I use Boost.Serialization to serialize a std::map. The code looks like this
void Dictionary::serialize(std::string & buffer)
{
try {
std::stringstream ss;
boost::archive::binary_oarchive archive(ss);
archive << dict_;
buffer = ss.str();
} catch (const std::exception & ex) {
throw DictionaryException(ex.what());
}
}
void Dictionary::deserialize(const char * const data, int length)
{
try {
namespace io = boost::iostreams;
io::array_source source(data, length);
io::stream<io::array_source> in(source);
boost::archive::binary_iarchive archive(in);
archive >> dict_;
} catch (const std::exception & ex) {
throw DictionaryException(ex.what());
}
}
I compiled and tested the code on a Mac Snow Leopard and on Ubuntu Lucid 10.04. There is Boost 1.40 on both systems. On the Mac I built the code myself. On the Ubuntu box I got the binaries via aptitude.
Problem: When I serialize the map on the Mac I can't deserialize it on the Ubuntu box. I get an invalid signature exception if I try.
try using a text_iarchive
and text_oarchive
instead of binary archives. From the documentation
In this tutorial, we have used a
particular archive class -
text_oarchive for saving and
text_iarchive for loading. text
archives render data as text and are
portable across platforms. In addition
to text archives, the library includes
archive class for native binary data
and xml formatted data. Interfaces to
all archive classes are all identical.
Once serialization has been defined
for a class, that class can be
serialized to any type of archive.
boost:archive::binary_xarchive are currently not portable
With my interpretation that means that there can be differences on different platforms. The text archives gives you the same input/output behaviour on all systems.
Also there is a related TODO entry which tries to solve the portability issue of the binary archives: TODO Entry
The performance with text_archives is magnitudes slower than binary_archive. If performance is your thing, you may try out an unofficial portable binary archive eos_portable_archive
. I've used it to serialize data across 32 bit and 64 bit on Windows with success. You may give it a go.

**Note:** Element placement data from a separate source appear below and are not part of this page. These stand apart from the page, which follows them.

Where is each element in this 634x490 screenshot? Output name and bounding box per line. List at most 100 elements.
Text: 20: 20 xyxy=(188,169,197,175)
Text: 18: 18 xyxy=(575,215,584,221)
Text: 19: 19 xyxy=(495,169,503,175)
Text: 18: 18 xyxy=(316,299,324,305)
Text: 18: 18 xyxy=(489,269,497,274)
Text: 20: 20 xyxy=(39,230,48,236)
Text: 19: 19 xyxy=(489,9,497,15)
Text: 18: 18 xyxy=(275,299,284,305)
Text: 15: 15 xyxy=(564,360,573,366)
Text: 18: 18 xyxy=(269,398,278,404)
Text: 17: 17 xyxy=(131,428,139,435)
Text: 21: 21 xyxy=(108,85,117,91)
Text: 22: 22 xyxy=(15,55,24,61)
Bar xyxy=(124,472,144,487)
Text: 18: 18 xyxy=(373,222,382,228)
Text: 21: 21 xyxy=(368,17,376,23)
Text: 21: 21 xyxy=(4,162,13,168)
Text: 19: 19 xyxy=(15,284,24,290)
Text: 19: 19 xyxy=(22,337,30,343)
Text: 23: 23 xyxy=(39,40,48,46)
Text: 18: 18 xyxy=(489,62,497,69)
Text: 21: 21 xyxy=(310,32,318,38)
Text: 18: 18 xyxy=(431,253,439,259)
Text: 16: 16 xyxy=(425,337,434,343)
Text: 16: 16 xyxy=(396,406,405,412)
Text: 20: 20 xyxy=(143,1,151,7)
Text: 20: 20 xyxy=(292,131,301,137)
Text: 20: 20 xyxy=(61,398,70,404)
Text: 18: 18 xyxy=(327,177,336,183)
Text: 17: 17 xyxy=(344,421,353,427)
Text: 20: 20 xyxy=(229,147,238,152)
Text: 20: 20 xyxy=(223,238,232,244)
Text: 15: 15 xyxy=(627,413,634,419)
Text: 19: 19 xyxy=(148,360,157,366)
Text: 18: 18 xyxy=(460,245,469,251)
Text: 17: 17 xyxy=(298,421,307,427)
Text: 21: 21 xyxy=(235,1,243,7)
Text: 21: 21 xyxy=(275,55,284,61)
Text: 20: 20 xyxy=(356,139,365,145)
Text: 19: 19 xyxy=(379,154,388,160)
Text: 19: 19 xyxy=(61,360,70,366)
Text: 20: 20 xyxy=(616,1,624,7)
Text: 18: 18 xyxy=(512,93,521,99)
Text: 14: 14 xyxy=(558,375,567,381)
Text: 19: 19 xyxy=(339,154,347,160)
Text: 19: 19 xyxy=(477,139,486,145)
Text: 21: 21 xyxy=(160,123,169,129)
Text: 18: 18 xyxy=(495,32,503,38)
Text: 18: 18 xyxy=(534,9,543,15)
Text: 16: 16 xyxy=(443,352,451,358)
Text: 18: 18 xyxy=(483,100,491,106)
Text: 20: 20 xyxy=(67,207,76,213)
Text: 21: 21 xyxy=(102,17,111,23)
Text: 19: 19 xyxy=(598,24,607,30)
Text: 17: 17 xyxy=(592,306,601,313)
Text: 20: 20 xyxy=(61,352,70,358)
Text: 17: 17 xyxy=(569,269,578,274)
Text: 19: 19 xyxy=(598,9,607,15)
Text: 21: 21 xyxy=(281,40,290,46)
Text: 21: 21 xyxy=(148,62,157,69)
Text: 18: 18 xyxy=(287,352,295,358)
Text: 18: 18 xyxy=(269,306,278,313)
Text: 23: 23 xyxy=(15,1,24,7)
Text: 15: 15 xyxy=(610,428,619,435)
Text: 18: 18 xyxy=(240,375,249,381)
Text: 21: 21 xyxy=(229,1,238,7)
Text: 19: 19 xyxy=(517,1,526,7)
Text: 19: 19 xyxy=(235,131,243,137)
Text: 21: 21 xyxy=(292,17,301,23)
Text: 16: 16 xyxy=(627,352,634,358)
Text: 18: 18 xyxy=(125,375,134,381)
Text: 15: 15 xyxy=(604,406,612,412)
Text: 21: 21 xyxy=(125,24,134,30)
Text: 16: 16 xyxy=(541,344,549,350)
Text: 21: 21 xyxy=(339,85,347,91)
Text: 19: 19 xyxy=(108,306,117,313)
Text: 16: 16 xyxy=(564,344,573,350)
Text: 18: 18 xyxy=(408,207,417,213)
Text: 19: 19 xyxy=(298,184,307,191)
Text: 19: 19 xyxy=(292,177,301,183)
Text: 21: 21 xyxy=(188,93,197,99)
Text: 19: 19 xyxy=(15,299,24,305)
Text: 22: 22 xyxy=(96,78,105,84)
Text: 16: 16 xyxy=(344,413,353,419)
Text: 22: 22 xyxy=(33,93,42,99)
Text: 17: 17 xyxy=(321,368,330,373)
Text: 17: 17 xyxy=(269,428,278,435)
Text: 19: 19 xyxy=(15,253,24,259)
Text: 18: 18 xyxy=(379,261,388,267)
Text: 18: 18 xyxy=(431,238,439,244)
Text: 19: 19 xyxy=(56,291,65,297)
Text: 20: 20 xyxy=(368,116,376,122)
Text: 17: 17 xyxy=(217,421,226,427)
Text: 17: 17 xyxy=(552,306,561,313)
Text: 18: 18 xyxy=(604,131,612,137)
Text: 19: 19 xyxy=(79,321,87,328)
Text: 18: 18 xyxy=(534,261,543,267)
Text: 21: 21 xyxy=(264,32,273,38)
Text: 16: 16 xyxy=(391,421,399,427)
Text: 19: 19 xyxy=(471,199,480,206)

Just need to put the files in your serialization directory. The files there are not up to date with the latest boost version (1.44.0) but you just need to make 2 very trivial adjustments to make it work (your compiler will tell you with very obvious error message).
I agree with the answers, but wanted to add a clarifying note. You might think this is an annoying oversight, but in fact coming up with and implementing a portable binary format is not such a trivial task. The only standard that I'm aware of that effectively tackles the problem in binary is ASN.1.
XML pruports to tackle the same problem, but generally does it in text. There's a piggyback standard for XML called Fast Infoset that allows XML to encode the data in binary form instead, but it uses ASN.1.